Today’s quote brought to you by Emily explaining the accomplishment of the guys who won the Nobel Prize in physics.
bloodyrosemccoy: (Bat Signal)
Yom Kippur (begins at sundown - Jewish)
Country Inn, Bed and Breakfast Day
Intergeneration Day
Johnny Appleseed Days
UN International Day of Older Persons
World communion Sunday
World Vegetarian Day (Amelia sez: Hi, [profile] _wastrel!  If you know any good veggie dishes, I'm on the lookout for recipes of any sort)
Anniversary - CD Player
Anniversary - Disney World
Anniversary - Levittown (1st suburb)
Anniversary - Model T (Ford)
Birthday - President Jimmy Carter (39th President)
Birthday - Firepup
Birthday - Walter Matthau (actor)
Birthday - Vladimir Horowitz (pianist)
Armed Forces Day (South Korea)
Erntedankfest (Germany)
Independence Day (Cyprus)
Independence Day (Nigeria)
National Day (China)
 
“It’s like my hormones just punched me in the crotch!”
 
Today’s quote brought to you by a strong, crazy fangirl feedback loop. It’s fun to get together with everyone again.

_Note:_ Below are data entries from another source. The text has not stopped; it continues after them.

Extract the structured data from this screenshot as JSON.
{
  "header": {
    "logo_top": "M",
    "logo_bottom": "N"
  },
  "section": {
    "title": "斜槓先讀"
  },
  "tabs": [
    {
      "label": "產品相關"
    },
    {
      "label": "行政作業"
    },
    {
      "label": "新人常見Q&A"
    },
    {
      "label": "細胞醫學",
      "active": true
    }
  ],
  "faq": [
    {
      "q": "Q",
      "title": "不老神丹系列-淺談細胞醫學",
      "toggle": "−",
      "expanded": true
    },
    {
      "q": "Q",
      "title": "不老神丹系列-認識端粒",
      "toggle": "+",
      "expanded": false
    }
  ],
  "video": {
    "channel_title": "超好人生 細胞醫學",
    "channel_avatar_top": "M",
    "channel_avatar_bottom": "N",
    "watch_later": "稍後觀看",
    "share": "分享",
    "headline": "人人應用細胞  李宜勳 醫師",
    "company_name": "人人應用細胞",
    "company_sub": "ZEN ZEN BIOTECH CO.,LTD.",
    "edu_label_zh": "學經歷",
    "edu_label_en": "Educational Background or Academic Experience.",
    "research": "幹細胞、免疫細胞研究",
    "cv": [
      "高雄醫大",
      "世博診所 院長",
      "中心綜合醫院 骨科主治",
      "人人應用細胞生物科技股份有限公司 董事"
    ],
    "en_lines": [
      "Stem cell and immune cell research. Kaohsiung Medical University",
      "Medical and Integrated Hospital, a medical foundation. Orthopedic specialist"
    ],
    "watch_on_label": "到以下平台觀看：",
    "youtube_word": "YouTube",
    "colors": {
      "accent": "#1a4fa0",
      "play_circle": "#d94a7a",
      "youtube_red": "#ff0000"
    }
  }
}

bloodyrosemccoy: (Bat Signal)
Wonderful Weirdos Day
Admission Day (California)
Birthday - Colonel Sanders (KFC)
Chrysanthemum Day (Japan)
Independence Day (Tajikistan)
 
“That’s why the sabre-toothed tigers died out, you know. Lung cancer.”
 
Today’s quote brought to you by a discussion of nictitating membranes in cat’s eyes, which of course devolved into a deliberate misunderstanding of the word ‘nictitating.’ It’s the vocabulary word of the day, too.